自分セラピー

「自分を好きでいる」ことは人生を豊かにしてくれます。そこに気づかせてくれる沢山のファンタジー文学を紹介していきます

『 地下室からのふしぎな旅 』  柏葉幸子

2015-06-24 06:18:54 | ファンタジー
村上春樹の 『 ねじまき鳥クロニクル 』 は、井戸だった。


『 ナルニア国物語 』 は、クローゼット。


神沢利子の 『 銀のほのおの国 』 は、トナカイの頭のはく製。


『 千と千尋の神隠し 』 では、あの古びたトンネルだった。


不思議の世界への扉は、ものすごく身近に存在する。


子どものころに、自分が生きている世界のすぐ隣に、もう一つの世界が存在しているといった妄想を何度もしていたことがある。


掘り炬燵の中にじっと身をひそめた時や、押し入れの中で息を殺していたとき、外に出たら違う世界にいるんじゃないかという期待と不安。

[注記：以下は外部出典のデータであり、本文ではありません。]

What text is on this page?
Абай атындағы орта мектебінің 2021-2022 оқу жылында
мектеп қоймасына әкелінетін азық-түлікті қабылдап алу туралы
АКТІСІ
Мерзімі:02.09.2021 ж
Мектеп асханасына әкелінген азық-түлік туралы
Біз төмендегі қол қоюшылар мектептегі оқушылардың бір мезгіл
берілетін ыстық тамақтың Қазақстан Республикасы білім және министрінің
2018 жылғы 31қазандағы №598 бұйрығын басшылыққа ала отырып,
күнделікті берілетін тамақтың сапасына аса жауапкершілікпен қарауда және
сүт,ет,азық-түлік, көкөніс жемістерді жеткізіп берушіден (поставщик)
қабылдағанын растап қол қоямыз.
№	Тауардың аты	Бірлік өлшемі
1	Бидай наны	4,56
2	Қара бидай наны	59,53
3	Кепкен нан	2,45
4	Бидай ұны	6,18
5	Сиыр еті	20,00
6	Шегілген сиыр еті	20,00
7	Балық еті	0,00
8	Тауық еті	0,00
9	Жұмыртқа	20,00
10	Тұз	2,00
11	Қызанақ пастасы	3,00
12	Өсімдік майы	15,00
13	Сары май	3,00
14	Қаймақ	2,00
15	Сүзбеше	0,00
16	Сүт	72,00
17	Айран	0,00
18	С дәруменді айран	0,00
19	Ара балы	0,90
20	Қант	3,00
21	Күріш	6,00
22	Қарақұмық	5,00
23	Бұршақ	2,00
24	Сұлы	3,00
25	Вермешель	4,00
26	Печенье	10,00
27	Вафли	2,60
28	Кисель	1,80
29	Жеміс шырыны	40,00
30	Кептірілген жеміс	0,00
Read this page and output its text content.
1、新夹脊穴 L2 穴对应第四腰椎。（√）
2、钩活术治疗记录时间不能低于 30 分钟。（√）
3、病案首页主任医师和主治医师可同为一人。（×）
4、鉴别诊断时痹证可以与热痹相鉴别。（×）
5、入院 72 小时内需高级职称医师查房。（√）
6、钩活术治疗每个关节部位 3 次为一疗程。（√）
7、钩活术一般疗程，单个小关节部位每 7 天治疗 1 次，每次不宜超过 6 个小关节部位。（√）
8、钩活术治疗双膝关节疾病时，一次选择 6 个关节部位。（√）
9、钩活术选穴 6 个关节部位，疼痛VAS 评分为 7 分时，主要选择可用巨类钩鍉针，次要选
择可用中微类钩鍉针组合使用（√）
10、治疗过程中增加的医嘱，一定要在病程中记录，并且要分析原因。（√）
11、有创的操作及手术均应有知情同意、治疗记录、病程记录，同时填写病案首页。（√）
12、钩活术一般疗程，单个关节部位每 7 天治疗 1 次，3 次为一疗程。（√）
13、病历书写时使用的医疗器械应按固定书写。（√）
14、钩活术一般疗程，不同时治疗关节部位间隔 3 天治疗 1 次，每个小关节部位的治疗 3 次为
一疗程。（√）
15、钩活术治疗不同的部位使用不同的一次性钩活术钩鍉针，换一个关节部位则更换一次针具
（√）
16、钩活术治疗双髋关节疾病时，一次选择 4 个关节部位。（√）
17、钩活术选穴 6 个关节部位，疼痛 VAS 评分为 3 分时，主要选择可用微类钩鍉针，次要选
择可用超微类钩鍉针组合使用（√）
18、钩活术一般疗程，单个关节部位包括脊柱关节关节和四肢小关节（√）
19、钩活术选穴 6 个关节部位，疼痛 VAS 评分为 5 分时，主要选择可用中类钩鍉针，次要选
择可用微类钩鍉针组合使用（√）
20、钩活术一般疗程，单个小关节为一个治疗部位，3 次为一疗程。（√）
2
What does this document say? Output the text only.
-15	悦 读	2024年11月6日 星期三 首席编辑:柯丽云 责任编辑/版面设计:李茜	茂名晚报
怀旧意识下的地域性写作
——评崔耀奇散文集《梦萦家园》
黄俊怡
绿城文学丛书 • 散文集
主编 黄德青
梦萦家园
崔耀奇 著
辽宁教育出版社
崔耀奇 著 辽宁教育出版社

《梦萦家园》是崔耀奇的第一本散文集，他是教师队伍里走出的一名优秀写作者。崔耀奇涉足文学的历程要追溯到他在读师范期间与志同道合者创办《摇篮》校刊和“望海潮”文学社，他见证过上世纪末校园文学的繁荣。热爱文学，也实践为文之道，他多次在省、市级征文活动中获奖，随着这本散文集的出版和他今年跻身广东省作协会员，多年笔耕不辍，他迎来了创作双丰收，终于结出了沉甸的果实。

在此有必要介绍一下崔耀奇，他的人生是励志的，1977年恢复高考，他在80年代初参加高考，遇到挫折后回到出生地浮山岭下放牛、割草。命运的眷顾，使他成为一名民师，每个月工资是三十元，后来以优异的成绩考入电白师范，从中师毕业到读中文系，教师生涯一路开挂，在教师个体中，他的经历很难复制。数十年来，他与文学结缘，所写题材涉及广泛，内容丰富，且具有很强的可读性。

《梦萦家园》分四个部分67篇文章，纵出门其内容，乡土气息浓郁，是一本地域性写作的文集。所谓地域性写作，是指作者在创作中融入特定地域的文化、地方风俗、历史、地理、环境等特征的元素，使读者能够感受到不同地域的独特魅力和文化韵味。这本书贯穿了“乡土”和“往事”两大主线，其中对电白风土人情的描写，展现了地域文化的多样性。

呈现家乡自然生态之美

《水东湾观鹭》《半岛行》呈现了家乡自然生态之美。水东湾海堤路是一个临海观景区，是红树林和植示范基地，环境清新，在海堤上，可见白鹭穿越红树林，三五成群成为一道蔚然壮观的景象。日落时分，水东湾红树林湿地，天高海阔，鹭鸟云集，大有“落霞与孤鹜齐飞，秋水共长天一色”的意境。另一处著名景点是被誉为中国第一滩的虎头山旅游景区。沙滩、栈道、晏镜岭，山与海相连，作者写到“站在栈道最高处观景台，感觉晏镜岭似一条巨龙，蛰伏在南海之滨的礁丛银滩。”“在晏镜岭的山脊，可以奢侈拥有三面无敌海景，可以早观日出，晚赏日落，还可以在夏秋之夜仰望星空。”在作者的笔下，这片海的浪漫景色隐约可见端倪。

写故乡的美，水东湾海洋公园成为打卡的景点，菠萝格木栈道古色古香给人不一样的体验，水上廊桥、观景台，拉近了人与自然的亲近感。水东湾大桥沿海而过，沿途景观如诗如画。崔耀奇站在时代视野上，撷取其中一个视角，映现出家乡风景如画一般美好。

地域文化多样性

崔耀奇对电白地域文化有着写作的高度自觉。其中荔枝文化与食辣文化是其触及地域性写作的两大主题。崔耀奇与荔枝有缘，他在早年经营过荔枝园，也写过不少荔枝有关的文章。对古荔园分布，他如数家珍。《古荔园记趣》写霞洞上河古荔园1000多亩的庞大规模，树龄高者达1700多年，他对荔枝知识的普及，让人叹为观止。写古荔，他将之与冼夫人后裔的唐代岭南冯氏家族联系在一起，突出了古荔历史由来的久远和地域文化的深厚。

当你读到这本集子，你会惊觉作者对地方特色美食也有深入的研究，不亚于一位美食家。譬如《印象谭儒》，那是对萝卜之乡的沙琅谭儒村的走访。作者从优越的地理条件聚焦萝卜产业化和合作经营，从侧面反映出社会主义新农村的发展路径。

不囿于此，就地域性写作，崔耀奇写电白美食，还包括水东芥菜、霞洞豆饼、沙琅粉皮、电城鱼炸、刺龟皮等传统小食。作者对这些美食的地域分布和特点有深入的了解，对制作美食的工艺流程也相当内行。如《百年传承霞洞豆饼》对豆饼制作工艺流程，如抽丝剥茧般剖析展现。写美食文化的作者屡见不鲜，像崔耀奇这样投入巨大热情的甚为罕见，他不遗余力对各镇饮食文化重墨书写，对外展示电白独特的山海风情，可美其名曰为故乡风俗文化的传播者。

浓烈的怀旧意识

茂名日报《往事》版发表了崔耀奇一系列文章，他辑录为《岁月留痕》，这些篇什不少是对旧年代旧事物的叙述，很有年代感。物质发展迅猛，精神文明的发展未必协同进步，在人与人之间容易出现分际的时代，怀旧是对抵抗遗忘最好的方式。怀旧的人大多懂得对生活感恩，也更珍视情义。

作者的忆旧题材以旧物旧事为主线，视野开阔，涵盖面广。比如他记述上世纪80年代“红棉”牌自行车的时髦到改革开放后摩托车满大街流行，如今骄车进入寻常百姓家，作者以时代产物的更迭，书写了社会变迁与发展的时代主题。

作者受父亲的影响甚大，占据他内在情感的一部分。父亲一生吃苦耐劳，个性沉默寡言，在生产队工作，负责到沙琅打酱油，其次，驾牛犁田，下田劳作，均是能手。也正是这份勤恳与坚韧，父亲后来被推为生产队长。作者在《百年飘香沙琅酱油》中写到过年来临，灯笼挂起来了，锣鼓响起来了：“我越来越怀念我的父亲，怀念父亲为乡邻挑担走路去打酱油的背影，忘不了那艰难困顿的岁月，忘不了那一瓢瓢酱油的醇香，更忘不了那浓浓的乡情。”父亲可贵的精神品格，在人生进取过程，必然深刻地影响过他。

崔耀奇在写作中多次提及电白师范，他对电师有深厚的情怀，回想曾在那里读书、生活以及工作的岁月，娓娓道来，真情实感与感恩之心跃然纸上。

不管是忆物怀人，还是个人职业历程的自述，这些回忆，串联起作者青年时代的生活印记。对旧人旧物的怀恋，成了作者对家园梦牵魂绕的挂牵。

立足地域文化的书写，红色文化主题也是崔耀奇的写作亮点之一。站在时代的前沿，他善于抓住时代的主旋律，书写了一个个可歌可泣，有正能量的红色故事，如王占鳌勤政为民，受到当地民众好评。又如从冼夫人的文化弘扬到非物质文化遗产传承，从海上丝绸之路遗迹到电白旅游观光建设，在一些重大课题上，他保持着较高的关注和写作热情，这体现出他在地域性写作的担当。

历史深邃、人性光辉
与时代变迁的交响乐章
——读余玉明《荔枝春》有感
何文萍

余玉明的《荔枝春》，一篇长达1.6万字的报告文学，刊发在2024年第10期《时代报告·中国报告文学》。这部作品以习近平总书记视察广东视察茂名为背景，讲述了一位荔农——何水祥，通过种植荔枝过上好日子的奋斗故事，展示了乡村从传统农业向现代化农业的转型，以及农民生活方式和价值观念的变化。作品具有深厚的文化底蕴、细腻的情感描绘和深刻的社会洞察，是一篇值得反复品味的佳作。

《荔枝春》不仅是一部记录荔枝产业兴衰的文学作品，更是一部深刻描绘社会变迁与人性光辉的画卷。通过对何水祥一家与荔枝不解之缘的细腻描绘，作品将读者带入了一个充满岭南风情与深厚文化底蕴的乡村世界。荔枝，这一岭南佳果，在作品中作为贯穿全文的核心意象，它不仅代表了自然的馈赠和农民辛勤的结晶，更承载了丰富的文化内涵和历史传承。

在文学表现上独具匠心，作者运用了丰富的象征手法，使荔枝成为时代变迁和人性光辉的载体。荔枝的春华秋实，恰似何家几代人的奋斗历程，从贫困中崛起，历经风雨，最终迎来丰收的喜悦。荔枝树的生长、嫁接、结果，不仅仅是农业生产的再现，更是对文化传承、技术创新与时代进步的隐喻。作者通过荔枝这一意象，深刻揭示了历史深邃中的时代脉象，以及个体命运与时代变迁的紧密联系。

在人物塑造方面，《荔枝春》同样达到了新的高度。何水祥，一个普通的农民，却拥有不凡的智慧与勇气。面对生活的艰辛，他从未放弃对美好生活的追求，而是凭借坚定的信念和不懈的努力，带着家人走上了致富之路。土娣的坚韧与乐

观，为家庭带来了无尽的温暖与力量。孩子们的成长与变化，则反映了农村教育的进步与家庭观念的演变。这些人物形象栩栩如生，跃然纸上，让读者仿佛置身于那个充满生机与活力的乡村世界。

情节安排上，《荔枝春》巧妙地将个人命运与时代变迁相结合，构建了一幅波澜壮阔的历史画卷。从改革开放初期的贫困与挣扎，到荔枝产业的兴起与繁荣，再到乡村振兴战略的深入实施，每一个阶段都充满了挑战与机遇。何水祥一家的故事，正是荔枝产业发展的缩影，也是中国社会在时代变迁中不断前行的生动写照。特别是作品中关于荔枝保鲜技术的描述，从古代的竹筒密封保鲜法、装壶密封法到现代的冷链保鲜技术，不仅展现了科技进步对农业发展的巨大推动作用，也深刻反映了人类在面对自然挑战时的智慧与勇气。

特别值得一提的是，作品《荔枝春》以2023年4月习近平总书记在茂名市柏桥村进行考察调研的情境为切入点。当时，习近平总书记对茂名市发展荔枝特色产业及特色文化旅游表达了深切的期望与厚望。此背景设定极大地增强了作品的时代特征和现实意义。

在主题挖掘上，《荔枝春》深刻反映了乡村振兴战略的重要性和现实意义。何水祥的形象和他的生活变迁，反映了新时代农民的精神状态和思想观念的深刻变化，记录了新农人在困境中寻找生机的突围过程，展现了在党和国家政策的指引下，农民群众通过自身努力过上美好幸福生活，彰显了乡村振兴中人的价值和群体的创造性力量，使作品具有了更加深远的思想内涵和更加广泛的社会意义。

そして、そんな自分お姿を、あっちの世界からは丸見えなのに、ボクたちからはその世界が見ることができない。


世界中で、ボクだけがそれに気づいてしまった、、、、なんて。


ひとり遊びが得意なボクだったので、毎日いろんな妄想を楽しんでいたような気がする。


柏葉幸子さんは、なんとボクと同じ1953年生まれ。


あの名作 『 霧のむこうのふしぎな町 』 のファンタジー作家。


その作家の初期の作品の一つが 『 地下室からのふしぎな旅 』。


母親のお使いで苦手なチィおばさんが開いている薬局に来たアカネ。


おばさんの手伝いで降りた地下室、


なんと、その土地が、もうひとつ別の世界と重なっていて、共有している土地になっている。


その世界から契約更新に来た片メガネのヒポクラテス。


層なんですよ、この世界は別の世界と重なっている、、、。


ひょんなことから、チィおばさんとアカネは、ヒポクラテスと一緒に、そのもう一つの世界へ旅立つことに。


この作品が発表されたころのボクは、サラリーマンをやめて、自分で会社を設立。


うまくいかずに苦しかったなぁ。


お金がなくて、毎日の生活に困って、でもプライドばかり高くて、現実に対してものすごく狭い見方しかしていなかった。


あのころは、児童文学やファンタジーなんて馬鹿にして、全く読まなかった。


河合隼雄先生が言うように、あの苦しいときにこそ、こういったファンタジーを受け入れるだけのイメージの力があれば、活路は見いだせたように思う。


一見ばかばかしいようだけれども、児童文学やファンタジーは、今もボクのイマジネーションを刺激してくれる。


今の目の前の苦難や問題は、ほんの少しだけ視点を変えるだけで、あっという間に抜け出せるはず。


もうしばらく、柏葉さんにはまります。